Bob Dylan’s music has been obsessed over, parsed and deconstructed past the point of usefulness across the past six decades. But the rasping bard still has the capacity to surprise, as we discovered with the recent revelation that he is a fan of The Stereophonics and Imelda May. The composer of ‘Blowin’ In the Wind’ has a soft spot for ‘Handbags and Gladrags’. What a world we live in.
Dylan offered these insights promoting his collection of pre-rock’n’roll covers. Triplicate consists of three discs, each 32 minutes in length. “It’s a lucky number, and it’s symbolic of light,” he said in an interview posted to his website. “As far as the 32 minutes… that’s about the limit to the number of minutes on a long playing record where the sound is most powerful.”
The connection between numerology and the Great American Songbook of the mid 20th century isn’t immediately obvious.

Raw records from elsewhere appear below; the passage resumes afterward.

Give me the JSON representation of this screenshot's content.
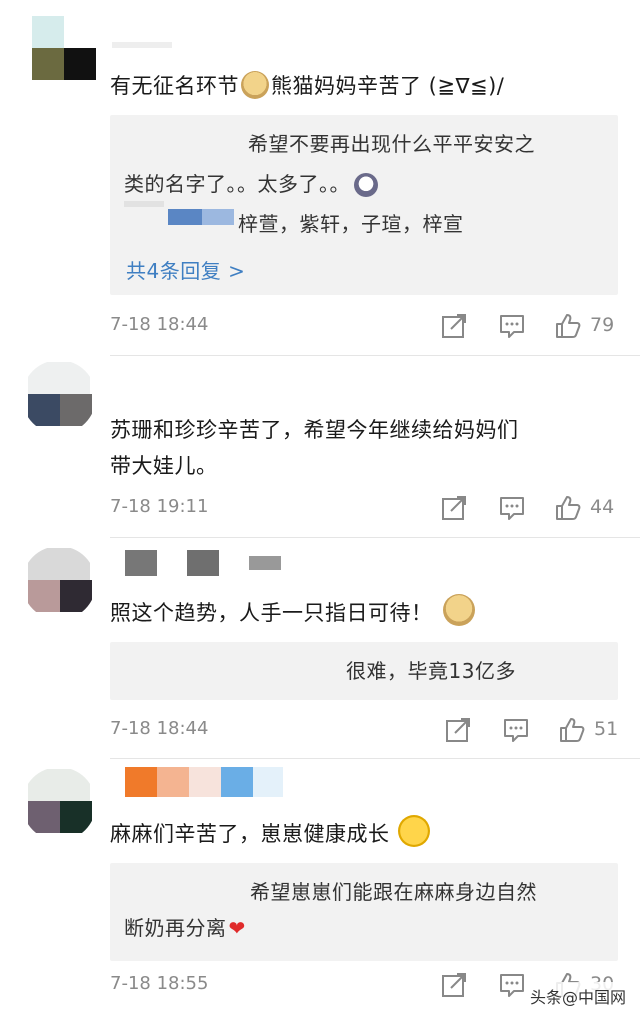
{
  "comments": [
    {
      "text": "有无征名环节",
      "text_after": "熊猫妈妈辛苦了 (≧∇≦)/",
      "reply_box": {
        "lines": [
          "希望不要再出现什么平平安安之",
          "类的名字了。。太多了。。"
        ],
        "sub_reply": "梓萱，紫轩，子瑄，梓宣",
        "more_replies": "共4条回复 >"
      },
      "time": "7-18 18:44",
      "likes": "79"
    },
    {
      "text_lines": [
        "苏珊和珍珍辛苦了，希望今年继续给妈妈们",
        "带大娃儿。"
      ],
      "time": "7-18 19:11",
      "likes": "44"
    },
    {
      "text": "照这个趋势，人手一只指日可待！",
      "reply_box": {
        "line": "很难，毕竟13亿多"
      },
      "time": "7-18 18:44",
      "likes": "51"
    },
    {
      "text": "麻麻们辛苦了，崽崽健康成长",
      "reply_box": {
        "lines": [
          "希望崽崽们能跟在麻麻身边自然",
          "断奶再分离"
        ]
      },
      "time": "7-18 18:55",
      "likes": "30"
    }
  ],
  "watermark": "头条@中国网",
  "colors": {
    "link": "#3f7fc2",
    "meta": "#8a8a8a",
    "reply_bg": "#f2f2f2"
  },
  "icons": {
    "share": "share-icon",
    "comment": "comment-icon",
    "like": "thumbs-up-icon"
  }
}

Then Dylan has never followed any logic but his own and the new release is easiest understood as the latest of his high-concept eccentricities, to be filed alongside his 2009 Christmas album or his two Sinatra covers records.
Triplicate is an unselfconscious celebration of the crooners who preceded Dylan. He gets inside ‘This Nearly Was Mine’, one of the bleaker tracks from South Pacific, and croaks with pained passion on Jimmy Van Heusen and Carl Sigman’s ‘I Could Have Told You’. There are also heartfelt tilts at songs by Harold Arlen, Cy Coleman and Hoagy Carmichael — old-school writers whose irrelevance was ironically hastened by Dylan and the Sixties counterculture.
Dylan fans would no doubt prefer a batch of originals. But taken on its merits rather than as a gesture of obfuscation on the part of a great enigma Triplicate is a triple decker of fun. A twinkle of wry humour hangs around the entire project and that is probably the context in which it is best enjoyed.